Nipawin makes an impression on Roadmap tour participants
University of Saskatchewan medical students sped around town, toured the local hospital and hit the water and beach last Saturday.
Almost 50 students and residents embarked on an SMA Roadmap Program tour of Nipawin.
After learning the fine art of suturing and cast making (and removal with a saw) at the Nipawin Hospital, the group scattered for an Amazing Race game, stopping at sites all over Nipawin and area, including a local grocery store, bar, campground, school playground and museum.
After the race, the tour bus headed to nearby Tobin Lake for a sun-drenched afternoon of swimming and boating, before returning to Saskatoon.
The SMA asked some of the participants to share their thoughts on the trip:
Masooma Bhatti, first-year student
“I didn’t know what I was expecting when I came in the morning, but it’s been really great so far going through all the stations - suturing, casting. This was really great exposure that we got so early because it’s only been two weeks since we started. I’m looking forward to the rest of the day.”

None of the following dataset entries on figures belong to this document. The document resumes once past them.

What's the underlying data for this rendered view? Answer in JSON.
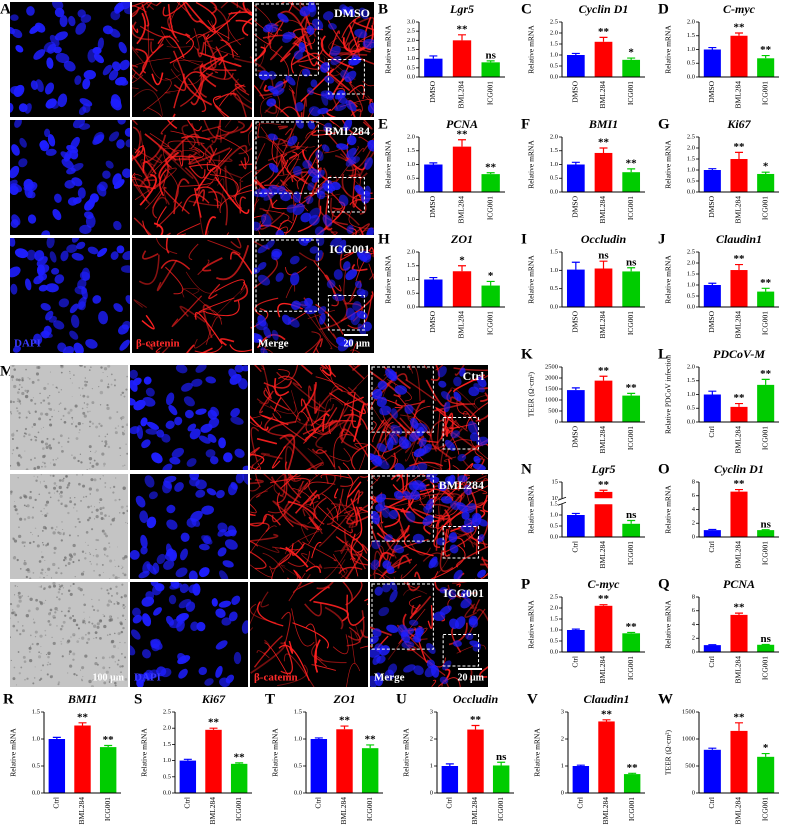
{
  "figure": {
    "A": {
      "label": "A",
      "conditions": [
        "DMSO",
        "BML284",
        "ICG001"
      ],
      "channels": [
        "DAPI",
        "β-catenin",
        "Merge"
      ],
      "scale_bar": "20 μm"
    },
    "M": {
      "label": "M",
      "conditions": [
        "Ctrl",
        "BML284",
        "ICG001"
      ],
      "channels": [
        "DAPI",
        "β-catenin",
        "Merge"
      ],
      "brightfield_scale_bar": "100 μm",
      "scale_bar": "20 μm"
    }
  },
  "chart_data": [
    {
      "type": "bar",
      "panel": "B",
      "title": "Lgr5",
      "ylabel": "Relative mRNA",
      "categories": [
        "DMSO",
        "BML284",
        "ICG001"
      ],
      "values": [
        1.0,
        2.0,
        0.8
      ],
      "errors": [
        0.15,
        0.3,
        0.08
      ],
      "annotations": [
        null,
        "**",
        "ns"
      ],
      "colors": [
        "#0000ff",
        "#ff0000",
        "#00cc00"
      ],
      "ylim": [
        0,
        3
      ],
      "yticks": [
        {
          "value": 0,
          "label": "0.0"
        },
        0.5,
        {
          "value": 1,
          "label": "1.0"
        },
        1.5,
        {
          "value": 2,
          "label": "2.0"
        },
        2.5,
        {
          "value": 3,
          "label": "3.0"
        }
      ]
    },
    {
      "type": "bar",
      "panel": "C",
      "title": "Cyclin D1",
      "ylabel": "Relative mRNA",
      "categories": [
        "DMSO",
        "BML284",
        "ICG001"
      ],
      "values": [
        1.0,
        1.6,
        0.78
      ],
      "errors": [
        0.07,
        0.2,
        0.08
      ],
      "annotations": [
        null,
        "**",
        "*"
      ],
      "colors": [
        "#0000ff",
        "#ff0000",
        "#00cc00"
      ],
      "ylim": [
        0,
        2.5
      ],
      "yticks": [
        {
          "value": 0,
          "label": "0.0"
        },
        0.5,
        {
          "value": 1,
          "label": "1.0"
        },
        1.5,
        {
          "value": 2,
          "label": "2.0"
        },
        2.5
      ]
    },
    {
      "type": "bar",
      "panel": "D",
      "title": "C-myc",
      "ylabel": "Relative mRNA",
      "categories": [
        "DMSO",
        "BML284",
        "ICG001"
      ],
      "values": [
        1.0,
        1.5,
        0.68
      ],
      "errors": [
        0.07,
        0.1,
        0.1
      ],
      "annotations": [
        null,
        "**",
        "**"
      ],
      "colors": [
        "#0000ff",
        "#ff0000",
        "#00cc00"
      ],
      "ylim": [
        0,
        2
      ],
      "yticks": [
        {
          "value": 0,
          "label": "0.0"
        },
        0.5,
        {
          "value": 1,
          "label": "1.0"
        },
        1.5,
        {
          "value": 2,
          "label": "2.0"
        }
      ]
    },
    {
      "type": "bar",
      "panel": "E",
      "title": "PCNA",
      "ylabel": "Relative mRNA",
      "categories": [
        "DMSO",
        "BML284",
        "ICG001"
      ],
      "values": [
        1.0,
        1.65,
        0.65
      ],
      "errors": [
        0.06,
        0.25,
        0.05
      ],
      "annotations": [
        null,
        "**",
        "**"
      ],
      "colors": [
        "#0000ff",
        "#ff0000",
        "#00cc00"
      ],
      "ylim": [
        0,
        2
      ],
      "yticks": [
        {
          "value": 0,
          "label": "0.0"
        },
        0.5,
        {
          "value": 1,
          "label": "1.0"
        },
        1.5,
        {
          "value": 2,
          "label": "2.0"
        }
      ]
    },
    {
      "type": "bar",
      "panel": "F",
      "title": "BMI1",
      "ylabel": "Relative mRNA",
      "categories": [
        "DMSO",
        "BML284",
        "ICG001"
      ],
      "values": [
        1.0,
        1.42,
        0.72
      ],
      "errors": [
        0.08,
        0.18,
        0.12
      ],
      "annotations": [
        null,
        "**",
        "**"
      ],
      "colors": [
        "#0000ff",
        "#ff0000",
        "#00cc00"
      ],
      "ylim": [
        0,
        2
      ],
      "yticks": [
        {
          "value": 0,
          "label": "0.0"
        },
        0.5,
        {
          "value": 1,
          "label": "1.0"
        },
        1.5,
        {
          "value": 2,
          "label": "2.0"
        }
      ]
    },
    {
      "type": "bar",
      "panel": "G",
      "title": "Ki67",
      "ylabel": "Relative mRNA",
      "categories": [
        "DMSO",
        "BML284",
        "ICG001"
      ],
      "values": [
        1.0,
        1.5,
        0.82
      ],
      "errors": [
        0.06,
        0.3,
        0.08
      ],
      "annotations": [
        null,
        "**",
        "*"
      ],
      "colors": [
        "#0000ff",
        "#ff0000",
        "#00cc00"
      ],
      "ylim": [
        0,
        2.5
      ],
      "yticks": [
        {
          "value": 0,
          "label": "0.0"
        },
        0.5,
        {
          "value": 1,
          "label": "1.0"
        },
        1.5,
        {
          "value": 2,
          "label": "2.0"
        },
        2.5
      ]
    },
    {
      "type": "bar",
      "panel": "H",
      "title": "ZO1",
      "ylabel": "Relative mRNA",
      "categories": [
        "DMSO",
        "BML284",
        "ICG001"
      ],
      "values": [
        1.0,
        1.3,
        0.78
      ],
      "errors": [
        0.07,
        0.2,
        0.15
      ],
      "annotations": [
        null,
        "*",
        "*"
      ],
      "colors": [
        "#0000ff",
        "#ff0000",
        "#00cc00"
      ],
      "ylim": [
        0,
        2
      ],
      "yticks": [
        {
          "value": 0,
          "label": "0.0"
        },
        0.5,
        {
          "value": 1,
          "label": "1.0"
        },
        1.5,
        {
          "value": 2,
          "label": "2.0"
        }
      ]
    },
    {
      "type": "bar",
      "panel": "I",
      "title": "Occludin",
      "ylabel": "Relative mRNA",
      "categories": [
        "DMSO",
        "BML284",
        "ICG001"
      ],
      "values": [
        1.02,
        1.05,
        0.97
      ],
      "errors": [
        0.2,
        0.2,
        0.1
      ],
      "annotations": [
        null,
        "ns",
        "ns"
      ],
      "colors": [
        "#0000ff",
        "#ff0000",
        "#00cc00"
      ],
      "ylim": [
        0,
        1.5
      ],
      "yticks": [
        {
          "value": 0,
          "label": "0.0"
        },
        0.5,
        {
          "value": 1,
          "label": "1.0"
        },
        1.5
      ]
    },
    {
      "type": "bar",
      "panel": "J",
      "title": "Claudin1",
      "ylabel": "Relative mRNA",
      "categories": [
        "DMSO",
        "BML284",
        "ICG001"
      ],
      "values": [
        1.0,
        1.68,
        0.7
      ],
      "errors": [
        0.08,
        0.25,
        0.15
      ],
      "annotations": [
        null,
        "**",
        "**"
      ],
      "colors": [
        "#0000ff",
        "#ff0000",
        "#00cc00"
      ],
      "ylim": [
        0,
        2.5
      ],
      "yticks": [
        {
          "value": 0,
          "label": "0.0"
        },
        0.5,
        {
          "value": 1,
          "label": "1.0"
        },
        1.5,
        {
          "value": 2,
          "label": "2.0"
        },
        2.5
      ]
    },
    {
      "type": "bar",
      "panel": "K",
      "ylabel": "TEER (Ω·cm²)",
      "categories": [
        "DMSO",
        "BML284",
        "ICG001"
      ],
      "values": [
        1450,
        1880,
        1200
      ],
      "errors": [
        100,
        200,
        100
      ],
      "annotations": [
        null,
        "**",
        "**"
      ],
      "colors": [
        "#0000ff",
        "#ff0000",
        "#00cc00"
      ],
      "ylim": [
        0,
        2500
      ],
      "yticks": [
        0,
        500,
        1000,
        1500,
        2000,
        2500
      ]
    },
    {
      "type": "bar",
      "panel": "L",
      "title": "PDCoV-M",
      "ylabel": "Relative PDCoV infection",
      "categories": [
        "Ctrl",
        "BML284",
        "ICG001"
      ],
      "values": [
        1.0,
        0.55,
        1.35
      ],
      "errors": [
        0.12,
        0.12,
        0.2
      ],
      "annotations": [
        null,
        "**",
        "**"
      ],
      "colors": [
        "#0000ff",
        "#ff0000",
        "#00cc00"
      ],
      "ylim": [
        0,
        2
      ],
      "yticks": [
        {
          "value": 0,
          "label": "0.0"
        },
        0.5,
        {
          "value": 1,
          "label": "1.0"
        },
        1.5,
        {
          "value": 2,
          "label": "2.0"
        }
      ]
    },
    {
      "type": "bar",
      "panel": "N",
      "title": "Lgr5",
      "ylabel": "Relative mRNA",
      "categories": [
        "Ctrl",
        "BML284",
        "ICG001"
      ],
      "values": [
        1.0,
        12,
        0.6
      ],
      "errors": [
        0.07,
        0.5,
        0.15
      ],
      "annotations": [
        null,
        "**",
        "ns"
      ],
      "colors": [
        "#0000ff",
        "#ff0000",
        "#00cc00"
      ],
      "ylim": [
        0,
        15
      ],
      "y_break": [
        1.5,
        10
      ],
      "yticks": [
        {
          "value": 0,
          "label": "0.0"
        },
        0.5,
        {
          "value": 1,
          "label": "1.0"
        },
        1.5,
        10,
        15
      ]
    },
    {
      "type": "bar",
      "panel": "O",
      "title": "Cyclin D1",
      "ylabel": "Relative mRNA",
      "categories": [
        "Ctrl",
        "BML284",
        "ICG001"
      ],
      "values": [
        1.0,
        6.6,
        1.0
      ],
      "errors": [
        0.1,
        0.3,
        0.05
      ],
      "annotations": [
        null,
        "**",
        "ns"
      ],
      "colors": [
        "#0000ff",
        "#ff0000",
        "#00cc00"
      ],
      "ylim": [
        0,
        8
      ],
      "yticks": [
        0,
        2,
        4,
        6,
        8
      ]
    },
    {
      "type": "bar",
      "panel": "P",
      "title": "C-myc",
      "ylabel": "Relative mRNA",
      "categories": [
        "Ctrl",
        "BML284",
        "ICG001"
      ],
      "values": [
        1.0,
        2.1,
        0.85
      ],
      "errors": [
        0.04,
        0.05,
        0.04
      ],
      "annotations": [
        null,
        "**",
        "**"
      ],
      "colors": [
        "#0000ff",
        "#ff0000",
        "#00cc00"
      ],
      "ylim": [
        0,
        2.5
      ],
      "yticks": [
        {
          "value": 0,
          "label": "0.0"
        },
        0.5,
        {
          "value": 1,
          "label": "1.0"
        },
        1.5,
        {
          "value": 2,
          "label": "2.0"
        },
        2.5
      ]
    },
    {
      "type": "bar",
      "panel": "Q",
      "title": "PCNA",
      "ylabel": "Relative mRNA",
      "categories": [
        "Ctrl",
        "BML284",
        "ICG001"
      ],
      "values": [
        1.0,
        5.4,
        1.05
      ],
      "errors": [
        0.05,
        0.25,
        0.05
      ],
      "annotations": [
        null,
        "**",
        "ns"
      ],
      "colors": [
        "#0000ff",
        "#ff0000",
        "#00cc00"
      ],
      "ylim": [
        0,
        8
      ],
      "yticks": [
        0,
        2,
        4,
        6,
        8
      ]
    },
    {
      "type": "bar",
      "panel": "R",
      "title": "BMI1",
      "ylabel": "Relative mRNA",
      "categories": [
        "Ctrl",
        "BML284",
        "ICG001"
      ],
      "values": [
        1.0,
        1.25,
        0.85
      ],
      "errors": [
        0.03,
        0.05,
        0.03
      ],
      "annotations": [
        null,
        "**",
        "**"
      ],
      "colors": [
        "#0000ff",
        "#ff0000",
        "#00cc00"
      ],
      "ylim": [
        0,
        1.5
      ],
      "yticks": [
        {
          "value": 0,
          "label": "0.0"
        },
        0.5,
        {
          "value": 1,
          "label": "1.0"
        },
        1.5
      ]
    },
    {
      "type": "bar",
      "panel": "S",
      "title": "Ki67",
      "ylabel": "Relative mRNA",
      "categories": [
        "Ctrl",
        "BML284",
        "ICG001"
      ],
      "values": [
        1.0,
        1.95,
        0.9
      ],
      "errors": [
        0.04,
        0.05,
        0.03
      ],
      "annotations": [
        null,
        "**",
        "**"
      ],
      "colors": [
        "#0000ff",
        "#ff0000",
        "#00cc00"
      ],
      "ylim": [
        0,
        2.5
      ],
      "yticks": [
        {
          "value": 0,
          "label": "0.0"
        },
        0.5,
        {
          "value": 1,
          "label": "1.0"
        },
        1.5,
        {
          "value": 2,
          "label": "2.0"
        },
        2.5
      ]
    },
    {
      "type": "bar",
      "panel": "T",
      "title": "ZO1",
      "ylabel": "Relative mRNA",
      "categories": [
        "Ctrl",
        "BML284",
        "ICG001"
      ],
      "values": [
        1.0,
        1.18,
        0.83
      ],
      "errors": [
        0.02,
        0.06,
        0.06
      ],
      "annotations": [
        null,
        "**",
        "**"
      ],
      "colors": [
        "#0000ff",
        "#ff0000",
        "#00cc00"
      ],
      "ylim": [
        0,
        1.5
      ],
      "yticks": [
        {
          "value": 0,
          "label": "0.0"
        },
        0.5,
        {
          "value": 1,
          "label": "1.0"
        },
        1.5
      ]
    },
    {
      "type": "bar",
      "panel": "U",
      "title": "Occludin",
      "ylabel": "Relative mRNA",
      "categories": [
        "Ctrl",
        "BML284",
        "ICG001"
      ],
      "values": [
        1.0,
        2.35,
        1.02
      ],
      "errors": [
        0.08,
        0.15,
        0.12
      ],
      "annotations": [
        null,
        "**",
        "ns"
      ],
      "colors": [
        "#0000ff",
        "#ff0000",
        "#00cc00"
      ],
      "ylim": [
        0,
        3
      ],
      "yticks": [
        0,
        1,
        2,
        3
      ]
    },
    {
      "type": "bar",
      "panel": "V",
      "title": "Claudin1",
      "ylabel": "Relative mRNA",
      "categories": [
        "Ctrl",
        "BML284",
        "ICG001"
      ],
      "values": [
        1.0,
        2.65,
        0.7
      ],
      "errors": [
        0.03,
        0.06,
        0.03
      ],
      "annotations": [
        null,
        "**",
        "**"
      ],
      "colors": [
        "#0000ff",
        "#ff0000",
        "#00cc00"
      ],
      "ylim": [
        0,
        3
      ],
      "yticks": [
        0,
        1,
        2,
        3
      ]
    },
    {
      "type": "bar",
      "panel": "W",
      "ylabel": "TEER (Ω·cm²)",
      "categories": [
        "Ctrl",
        "BML284",
        "ICG001"
      ],
      "values": [
        800,
        1150,
        670
      ],
      "errors": [
        30,
        150,
        60
      ],
      "annotations": [
        null,
        "**",
        "*"
      ],
      "colors": [
        "#0000ff",
        "#ff0000",
        "#00cc00"
      ],
      "ylim": [
        0,
        1500
      ],
      "yticks": [
        0,
        500,
        1000,
        1500
      ]
    }
  ]
}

On practising medicine in a rural community: “After getting the tour of the hospital and learning how many facilities are here and the different physicians, general physicians and surgeons and all the services that are available here, it is definitely really appealing.”
Sandi Yao, first-year student
“I’m really happy that the SMA is doing this. I learned a lot today particularly what it’s like for health-care practitioners practising in a rural area such as Nipawin. It was really nice to get a tour of the hospital and to practise suturing and casting.”
On practising medicine in a rural community: "Previous to this experience in Nipawin, I had not considered practising rural medicine, mainly due to reservations about working conditions and quality of life outside of work. This trip opened my eyes to the close family and community connections that a physician can develop as a result of providing for a smaller population. Though the patient workload does seem heavy, playing such a huge role in the health outcomes of the community would be rewarding. While rural medicine is not my first choice, it no longer feels implausible, and I look forward to learning more about it.
Adam Neufeld, second-year student
“The SMA puts on these tours and I thought it would be a great opportunity to bond with my med school cohort and get to know some of the first years and make them feel a bit more welcome. But also it’s just to learn some skills and get to see Saskatchewan and meet some local docs here and see what it might be like to practise in a rural setting.”
On practising medicine in a rural community: “I’m not ruling it out, I haven’t really decided yet to be honest. Rural or urban it’s going to be what I’m interested in. I have an interest in family medicine but I haven’t been able to come on any SMA Roadmap tours until now so for me this is a new opportunity.”